Auf der Suche nach eigenen Mitteln zur Selbsthilfe kam Matteo Mohammed außerdem die Idee der Getreidemühle. Mit der Mühle, die von der Deutschen Botschaft finanziert wurde, kann nicht nur Geld eingespart, sondern durch das Mahlen sogar ein kleiner Verdienst generiert werden, der in die Sozialarbeit fließt.
Auch die Freiwilligen, die oft selbst hilfebedürftig sind, erhalten Unterstützung. Caritas hilft ihnen mit Mikrokrediten und Materialien.
Mary Help Association: Mit Ackerbau gegen die Armut
Schwester Gracy, Gründerin der Mary Help Association, auf einem Trainingsfeld, auf dem landwirtschaftliche Schulungen stattfinden.Foto: Sebastian Haury, Caritas international
Wenn Schwester Gracy von der Mary Help Association in die Siedlung kommt, ist sie schnell umringt von den Bewohnern. Die Leute stellen ihr Fragen und freuen sich über ihren Besuch. „Gracy hat uns nicht vergessen. Wir haben ihr viel zu verdanken“, sagt eine junge Frau. Sie gehört, wie die meisten hier im Norden der Stadt Wau, zur Ethnie der Dinka. Eigentlich sind sie Viehhüter und Nomaden, der Krieg hat ihren Radius jedoch stark eingeschränkt. Vieh besitzt kaum noch jemand. „Im Gegensatz zu ihren Nachbarn im Süden und Westen der Stadt haben die Dinka nur wenige Kenntnisse über landwirtschaftlichen Anbau“, erklärt Sebastian Haury, Südsudan-Referent bei Caritas international. Das führte dazu, dass die Menschen sich nicht ausreichend versorgen konnten, ihr Gesundheitszustand war schlecht, viele waren unterernährt.
Gemeinsam mit Schwester Gracy und der Mary Help Association setzt Caritas international für die Menschen im Umland von Wau ein Projekt zur Ernährungssicherung um, das von PHINEO finanziert wird. Bis die nächste Ernte eingefahren werden kann, werden die Menschen mit Sorghum, Bohnen und Speiseöl versorgt. Parallel dazu bekommen sie landwirtschaftliche Schulungen, die auf Trainingsfeldern stattfinden. Ausgestattet mit Saatgut, schnell wachsenden Setzlingen, Spaten, Hacken und Schubkarren setzen sie das Erlernte praktisch um. Der Ansatz funktioniert: Die Erdnussernte war dieses Jahr so gut, dass die Bevölkerung den Überschuss verkaufen kann und dadurch ein Einkommen hat.

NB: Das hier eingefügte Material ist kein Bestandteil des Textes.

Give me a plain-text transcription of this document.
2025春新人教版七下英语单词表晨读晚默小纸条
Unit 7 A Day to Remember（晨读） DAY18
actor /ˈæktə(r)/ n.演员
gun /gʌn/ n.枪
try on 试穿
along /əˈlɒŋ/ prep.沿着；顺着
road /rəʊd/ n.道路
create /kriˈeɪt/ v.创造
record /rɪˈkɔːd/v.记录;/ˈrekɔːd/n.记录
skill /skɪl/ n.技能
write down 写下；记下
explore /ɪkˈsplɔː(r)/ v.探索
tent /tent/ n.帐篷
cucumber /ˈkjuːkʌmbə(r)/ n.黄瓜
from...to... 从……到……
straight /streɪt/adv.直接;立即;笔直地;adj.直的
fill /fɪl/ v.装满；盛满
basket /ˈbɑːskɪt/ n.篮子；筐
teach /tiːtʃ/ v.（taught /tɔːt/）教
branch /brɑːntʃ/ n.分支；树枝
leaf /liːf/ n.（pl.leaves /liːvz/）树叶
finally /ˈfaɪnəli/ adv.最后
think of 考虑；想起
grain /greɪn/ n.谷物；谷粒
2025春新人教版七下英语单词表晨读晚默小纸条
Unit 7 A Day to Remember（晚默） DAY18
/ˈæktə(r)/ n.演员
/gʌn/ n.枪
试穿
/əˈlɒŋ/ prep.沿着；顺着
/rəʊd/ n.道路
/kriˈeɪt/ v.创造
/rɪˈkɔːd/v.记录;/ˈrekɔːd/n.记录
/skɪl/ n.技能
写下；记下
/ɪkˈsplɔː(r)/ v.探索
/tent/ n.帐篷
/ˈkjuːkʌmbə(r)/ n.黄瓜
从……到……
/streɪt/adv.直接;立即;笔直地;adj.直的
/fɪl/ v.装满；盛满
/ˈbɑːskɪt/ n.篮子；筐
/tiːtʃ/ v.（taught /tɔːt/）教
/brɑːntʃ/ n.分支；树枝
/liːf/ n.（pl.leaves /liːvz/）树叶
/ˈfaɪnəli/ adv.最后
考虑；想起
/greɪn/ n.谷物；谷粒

Das Projekt zeigt noch weitere positive Wirkungen: Die Bepflanzung gerodeter Flächen beugt der Erosion vor und mildert die Auswirkungen des Klimawandels. Und auch die Frauen profitieren von ihrer Arbeit auf den Feldern. Durch die Ernteerfolge ist ihr gesellschaftliches Ansehen massiv gestiegen.
Die indisch-salesianischen Ordensschwestern der Mary Help Association betreiben außerdem ein Krankenhaus, in das Menschen meilenweit aus dem Umland zu Fuß kommen. Mit 64 Betten und einer Kapazität von täglich 500 ambulanten Patienten ist es eines der wenigen funktionierenden Gesundheitszentren der Region.
Zur Situation
2011 erklärte der Südsudan seine Unabhängigkeit vom Sudan. Im Dezember 2013 kam es zu Auseinandersetzungen zwischen den Anhängern des südsudanischen Präsidenten Salva Kiir Mayardit und des entlassenen Vizepräsidenten Riek Machar. Seitdem herrschte im Land Krieg, der hunderttausende Menschenleben forderte und Millionen in die Flucht zwang: rund 1,6 Südsudanes*innen leben noch immer als Flüchtlinge im eigenen Land (Binnenvertriebene). Das im September 2018 ausgehandeltes Friedensabkommen wurde im Februar 2020 schließlich beschlossen. Doch immer wieder aufflammende Kampfhandlungen und Übergriffe sowie die existentielle Not der Menschen zeigen: Die humanitäre Krise ist noch lange nicht vorbei.